Kimlik eğitimle şekillenir
KİŞİNİN ve
toplumların kimlikleri eğitimle şekillenir. Eğitimin olmadığı bir ortam ve alan
düşünülemez. Bazı durumlar vardır ki, eğitim bir yere kadar etki eder. Eğitimi
destekleyen diğer unsurların da işin içinde olması gerekir. Bunların en
önemlilerinden biri karakterdir. Karakter bazen eğitimin önüne geçer. Beyin ve
genlerdeki karakter kodları sıkıntılı ise eğitmek de bir yere kadardır.
Yıllar önce duyduğum bir
hikâyeyi paylaşmak istiyorum…
Zamanın birinde padişah, baş vezirine sormuş: “Söyle
vezirim, eğitim mi önemli, karakter mi?” Vezir hiç düşünmeden cevap vermiş:
“Tabiî ki karakter önemlidir sultanım.”
Huzurda bulunanlar farklı farklı fikirler beyan
etmişler. Padişah ise eğitimin önemli olduğu konusunda ısrar etmiş ve her
canlının eğitileceğini örneklerle savunmuş ama huzurdakilerle kendi düşünceleri
arasında uyumlu bir sonuca varamamışlar. Bunun üzerine padişah, düşüncesini
kanıtlamak için memleketin her yanına tellallar göndermiş: “Duyduk duymadık
demeyin!
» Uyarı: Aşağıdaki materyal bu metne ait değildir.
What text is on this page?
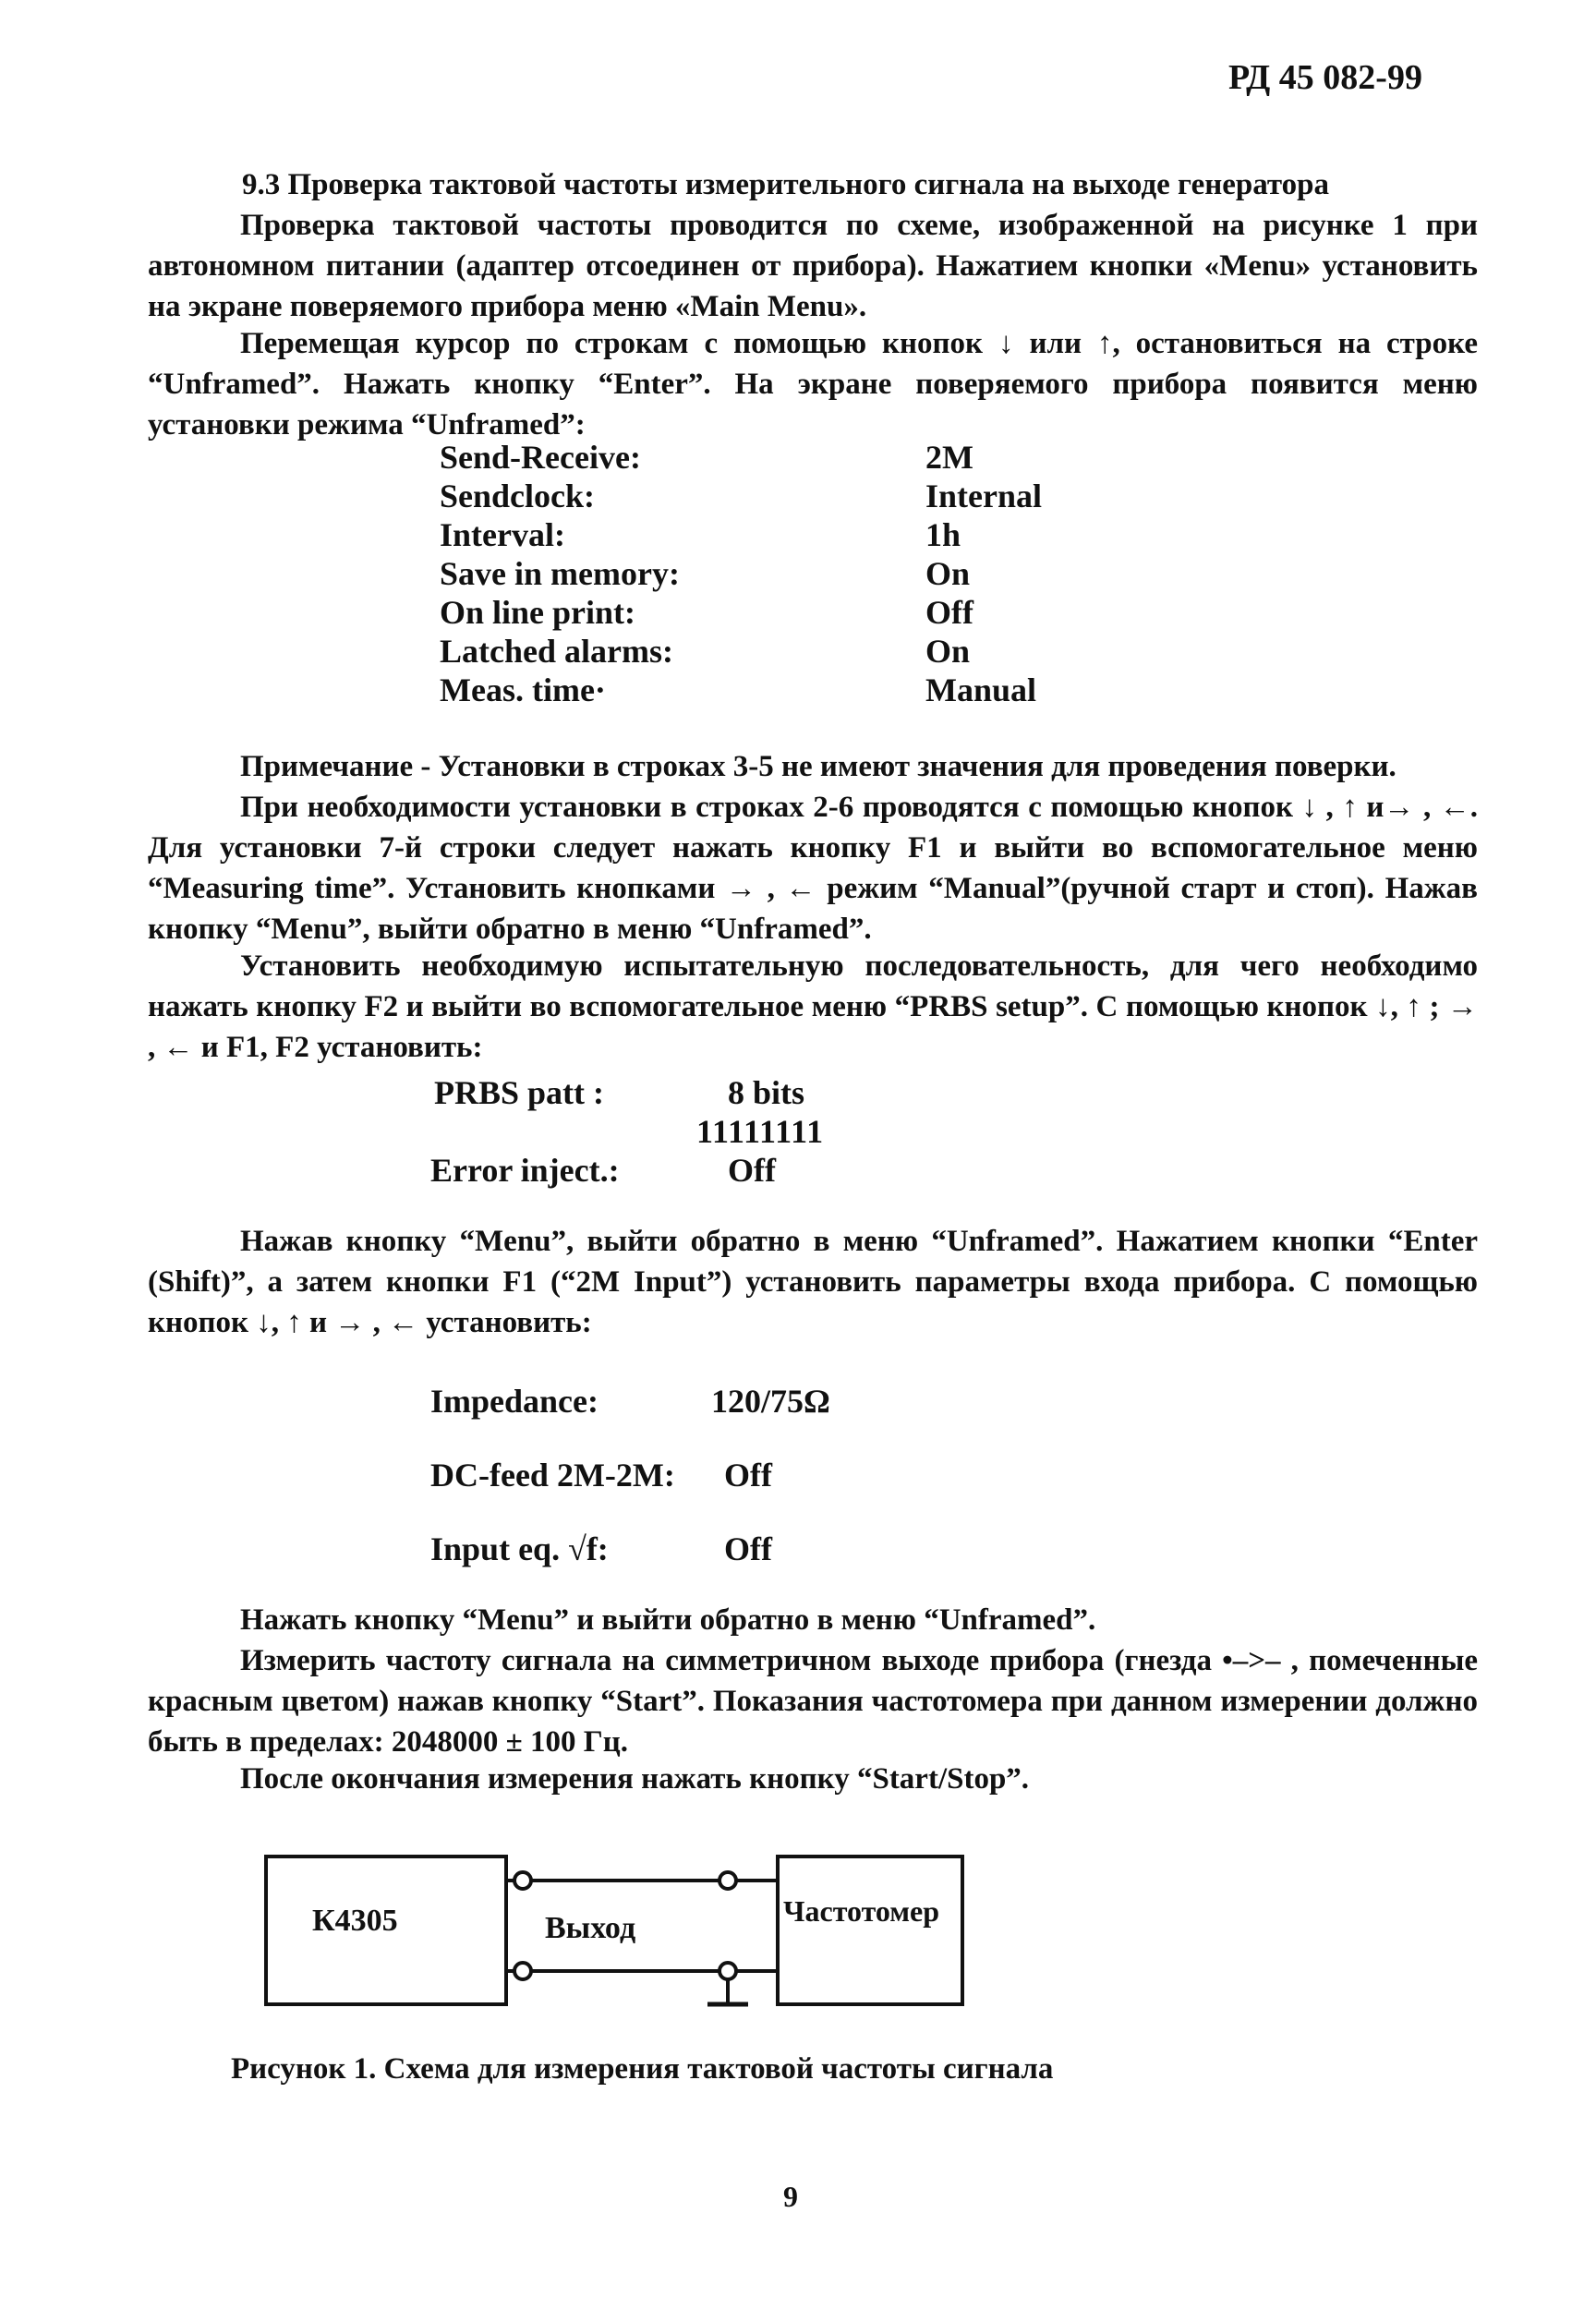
РД 45 082-99
9.3 Проверка тактовой частоты измерительного сигнала на выходе генератора

Проверка тактовой частоты проводится по схеме, изображенной на рисунке 1 при автономном питании (адаптер отсоединен от прибора). Нажатием кнопки «Menu» установить на экране поверяемого прибора меню «Main Menu».

Перемещая курсор по строкам с помощью кнопок ↓ или ↑, остановиться на строке “Unframed”. Нажать кнопку “Enter”. На экране поверяемого прибора появится меню установки режима “Unframed”:

Send-Receive:	2M
Sendclock:	Internal
Interval:	1h
Save in memory:	On
On line print:	Off
Latched alarms:	On
Meas. time·	Manual

Примечание - Установки в строках 3-5 не имеют значения для проведения поверки.

При необходимости установки в строках 2-6 проводятся с помощью кнопок ↓ , ↑ и→ , ←. Для установки 7-й строки следует нажать кнопку F1 и выйти во вспомогательное меню “Measuring time”. Установить кнопками → , ← режим “Manual”(ручной старт и стоп). Нажав кнопку “Menu”, выйти обратно в меню “Unframed”.

Установить необходимую испытательную последовательность, для чего необходимо нажать кнопку F2 и выйти во вспомогательное меню “PRBS setup”. С помощью кнопок ↓, ↑ ; → , ← и F1, F2 установить:

PRBS patt :	8 bits
11111111
Error inject.:	Off

Нажав кнопку “Menu”, выйти обратно в меню “Unframed”. Нажатием кнопки “Enter (Shift)”, а затем кнопки F1 (“2M Input”) установить параметры входа прибора. С помощью кнопок ↓, ↑ и → , ← установить:

Impedance:	120/75Ω
DC-feed 2M-2M: Off
Input eq. √f:	Off

Нажать кнопку “Menu” и выйти обратно в меню “Unframed”.

Измерить частоту сигнала на симметричном выходе прибора (гнезда •–>– , помеченные красным цветом) нажав кнопку “Start”. Показания частотомера при данном измерении должно быть в пределах: 2048000 ± 100 Гц.

После окончания измерения нажать кнопку “Start/Stop”.

К4305	Выход	Частотомер
Рисунок 1. Схема для измерения тактовой частоты сигнала
9
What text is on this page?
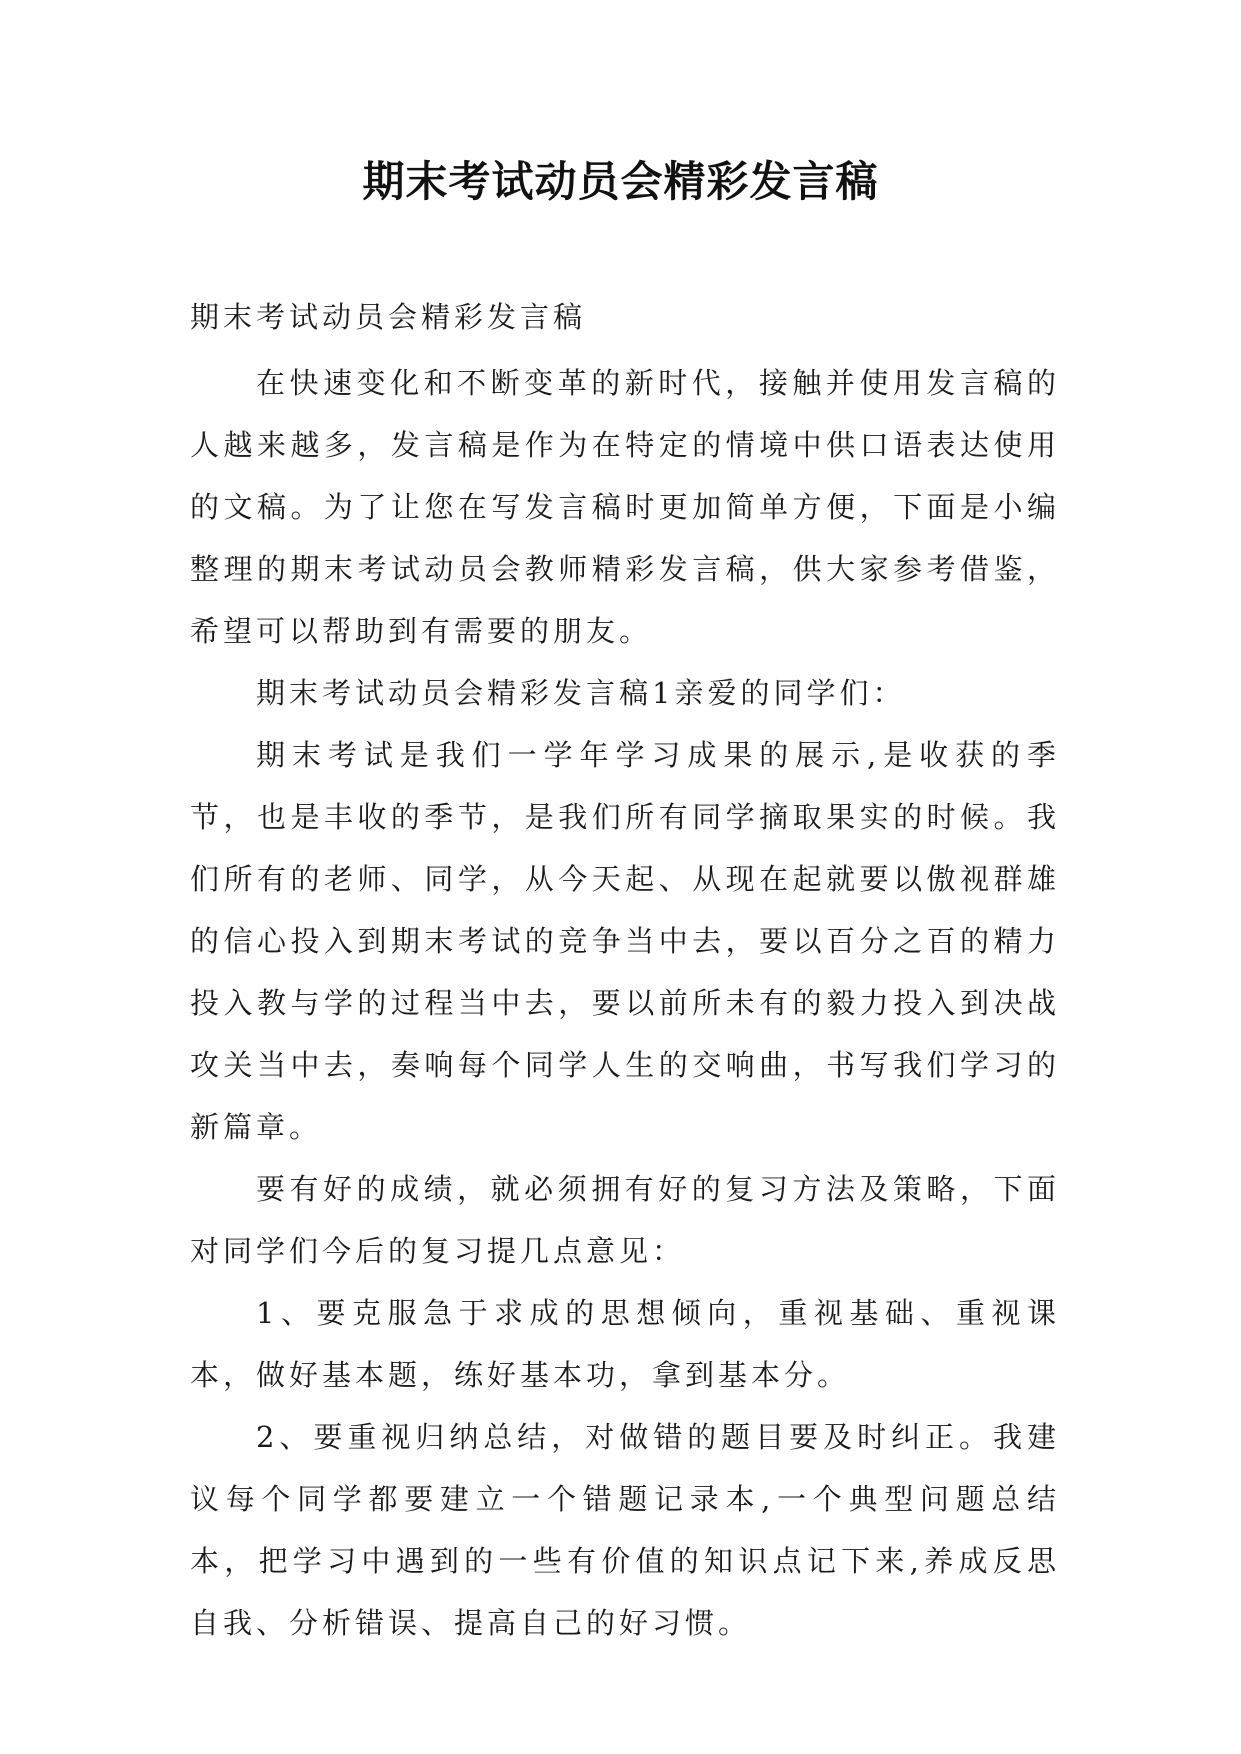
期末考试动员会精彩发言稿

期末考试动员会精彩发言稿

在快速变化和不断变革的新时代，接触并使用发言稿的人越来越多，发言稿是作为在特定的情境中供口语表达使用的文稿。为了让您在写发言稿时更加简单方便，下面是小编整理的期末考试动员会教师精彩发言稿，供大家参考借鉴，希望可以帮助到有需要的朋友。

期末考试动员会精彩发言稿1亲爱的同学们：

期末考试是我们一学年学习成果的展示,是收获的季节，也是丰收的季节，是我们所有同学摘取果实的时候。我们所有的老师、同学，从今天起、从现在起就要以傲视群雄的信心投入到期末考试的竞争当中去，要以百分之百的精力投入教与学的过程当中去，要以前所未有的毅力投入到决战攻关当中去，奏响每个同学人生的交响曲，书写我们学习的新篇章。

要有好的成绩，就必须拥有好的复习方法及策略，下面对同学们今后的复习提几点意见：

1、要克服急于求成的思想倾向，重视基础、重视课本，做好基本题，练好基本功，拿到基本分。

2、要重视归纳总结，对做错的题目要及时纠正。我建议每个同学都要建立一个错题记录本,一个典型问题总结本，把学习中遇到的一些有价值的知识点记下来,养成反思自我、分析错误、提高自己的好习惯。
En iyi hayvan eğiticisine 100 altın ödül verilecek.”
Farklı eğitmenler gelip gitmişler. Bir gün bir eğitmen
huzura çıkmış, padişah sormuş: “Bir kediye tepsiyle servis yapmayı ne kadar
zamanda öğretirsin?” “Altı ayda öğretirim padişahım” demiş eğitmen.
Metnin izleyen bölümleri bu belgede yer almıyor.